If there is only one thing Sloan has taught us it is that communication is key in the analytics industry in order to successfully apply solutions drawn from your results. If others cannot understand something, it is unlikely they will apply your results. Getting to know how you should communicate with each department will be imperative to your success as an analyst. You can’t communicate with the sales department the same way that you communicate with the executives as they have different goals and skills. Possibly more important is to create interact with all departments as a whole, since every decision made with regards to pricing ultimately affecting the “spider web” of all the different departments in a business

Research Paper finalists

The winning research papers were from four tracks (one each): baseball, basketball, other sports, and sports business. The baseball paper introduced a new way of looking for the “hot hand” or streakiness effect, finding a much larger magnitude of such an effect than most previous literature. The basketball paper classified ball screens through video analysis, splitting them by how the defense responded (going over, going under, trapping, or switching) and examining how each strategy affected the offense’s points per possession. The other sports paper (which was named the overall winner) developed a model for win probability in tennis at a shot-by-shot level, incorporating such factors as the style of play, the length of the rally, and environmental variables. Finally, the business paper looked at cross-brand engagement by using geolocation services, attempting to quantify how fan bases of certain teams interact with other products to determine how to customize advertising at each stadium and for each fan base. All of the papers were very impressive and exemplify the leading edge of sports analytics research.
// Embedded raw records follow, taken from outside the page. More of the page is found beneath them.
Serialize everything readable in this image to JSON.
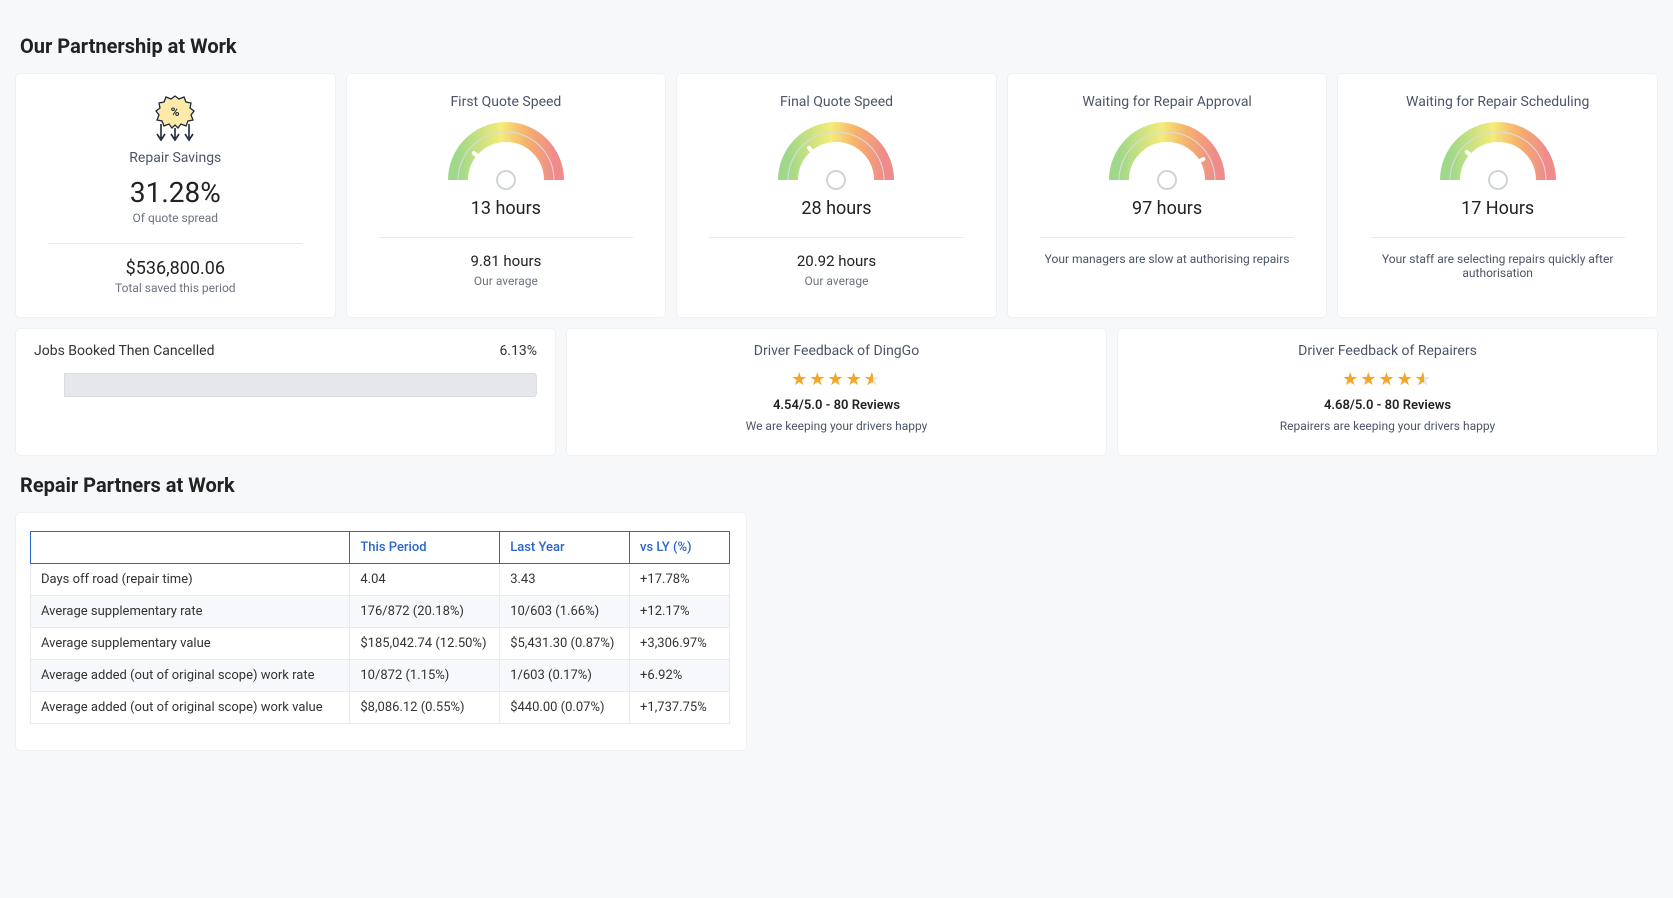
{
  "sections": {
    "partnership_title": "Our Partnership at Work",
    "partners_title": "Repair Partners at Work"
  },
  "savings": {
    "title": "Repair Savings",
    "pct": "31.28%",
    "pct_label": "Of quote spread",
    "amount": "$536,800.06",
    "amount_label": "Total saved this period"
  },
  "gauges": [
    {
      "title": "First Quote Speed",
      "value": "13 hours",
      "sub_value": "9.81 hours",
      "sub_label": "Our average",
      "needle": 40,
      "type": "avg"
    },
    {
      "title": "Final Quote Speed",
      "value": "28 hours",
      "sub_value": "20.92 hours",
      "sub_label": "Our average",
      "needle": 50,
      "type": "avg"
    },
    {
      "title": "Waiting for Repair Approval",
      "value": "97 hours",
      "msg": "Your managers are slow at authorising repairs",
      "needle": 150,
      "type": "msg"
    },
    {
      "title": "Waiting for Repair Scheduling",
      "value": "17 Hours",
      "msg": "Your staff are selecting repairs quickly after authorisation",
      "needle": 42,
      "type": "msg"
    }
  ],
  "jobs_cancelled": {
    "title": "Jobs Booked Then Cancelled",
    "pct": "6.13%",
    "fill_pct": 6.13
  },
  "feedback": [
    {
      "title": "Driver Feedback of DingGo",
      "score": "4.54/5.0 - 80 Reviews",
      "msg": "We are keeping your drivers happy",
      "stars": 4.5
    },
    {
      "title": "Driver Feedback of Repairers",
      "score": "4.68/5.0 - 80 Reviews",
      "msg": "Repairers are keeping your drivers happy",
      "stars": 4.5
    }
  ],
  "table": {
    "headers": [
      "",
      "This Period",
      "Last Year",
      "vs LY (%)"
    ],
    "rows": [
      [
        "Days off road (repair time)",
        "4.04",
        "3.43",
        "+17.78%"
      ],
      [
        "Average supplementary rate",
        "176/872 (20.18%)",
        "10/603 (1.66%)",
        "+12.17%"
      ],
      [
        "Average supplementary value",
        "$185,042.74 (12.50%)",
        "$5,431.30 (0.87%)",
        "+3,306.97%"
      ],
      [
        "Average added (out of original scope) work rate",
        "10/872 (1.15%)",
        "1/603 (0.17%)",
        "+6.92%"
      ],
      [
        "Average added (out of original scope) work value",
        "$8,086.12 (0.55%)",
        "$440.00 (0.07%)",
        "+1,737.75%"
      ]
    ]
  },
  "chart_data": [
    {
      "type": "gauge",
      "title": "First Quote Speed",
      "value": 13,
      "unit": "hours",
      "range": [
        0,
        180
      ],
      "average": 9.81
    },
    {
      "type": "gauge",
      "title": "Final Quote Speed",
      "value": 28,
      "unit": "hours",
      "range": [
        0,
        180
      ],
      "average": 20.92
    },
    {
      "type": "gauge",
      "title": "Waiting for Repair Approval",
      "value": 97,
      "unit": "hours",
      "range": [
        0,
        180
      ]
    },
    {
      "type": "gauge",
      "title": "Waiting for Repair Scheduling",
      "value": 17,
      "unit": "hours",
      "range": [
        0,
        180
      ]
    },
    {
      "type": "bar",
      "title": "Jobs Booked Then Cancelled",
      "values": [
        6.13
      ],
      "unit": "%",
      "xlim": [
        0,
        100
      ]
    }
  ]
}
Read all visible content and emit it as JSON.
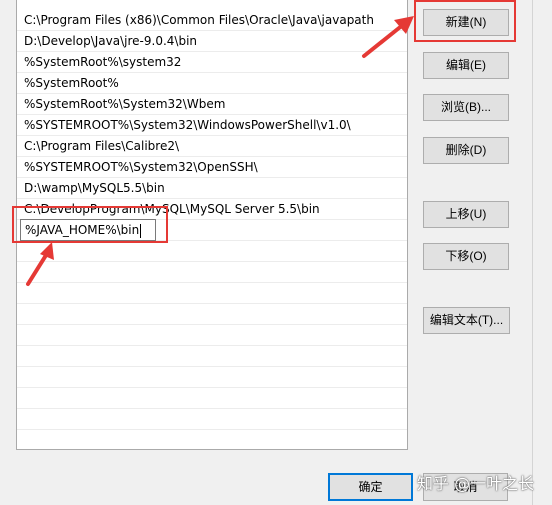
{
  "path_list": {
    "entries": [
      "C:\\Program Files (x86)\\Common Files\\Oracle\\Java\\javapath",
      "D:\\Develop\\Java\\jre-9.0.4\\bin",
      "%SystemRoot%\\system32",
      "%SystemRoot%",
      "%SystemRoot%\\System32\\Wbem",
      "%SYSTEMROOT%\\System32\\WindowsPowerShell\\v1.0\\",
      "C:\\Program Files\\Calibre2\\",
      "%SYSTEMROOT%\\System32\\OpenSSH\\",
      "D:\\wamp\\MySQL5.5\\bin",
      "C:\\DevelopProgram\\MySQL\\MySQL Server 5.5\\bin"
    ],
    "editing_value": "%JAVA_HOME%\\bin"
  },
  "buttons": {
    "new": "新建(N)",
    "edit": "编辑(E)",
    "browse": "浏览(B)...",
    "delete": "删除(D)",
    "move_up": "上移(U)",
    "move_down": "下移(O)",
    "edit_text": "编辑文本(T)...",
    "ok": "确定",
    "cancel": "取消"
  },
  "watermark": "知乎 @一叶之长",
  "colors": {
    "highlight": "#e53935",
    "focus_border": "#0078d7"
  }
}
One-on-One with Nate Silver

With Daryl Morey interviewing the audience had a chance to ask questions to FiveThirtyEight’s Nate Silver. Focusing mostly on politics, Silver talked about his different political projection systems and how predicting politics is much more difficult than sports due to small sample size and the large number of predictors. Silver also spent time talking about the GOP candidates and what he expects to happen for the Republican Party. On the sports side, he discussed some new interactive features FiveThirtyEight is adding to its website especially in regards to Men’s College Basketball.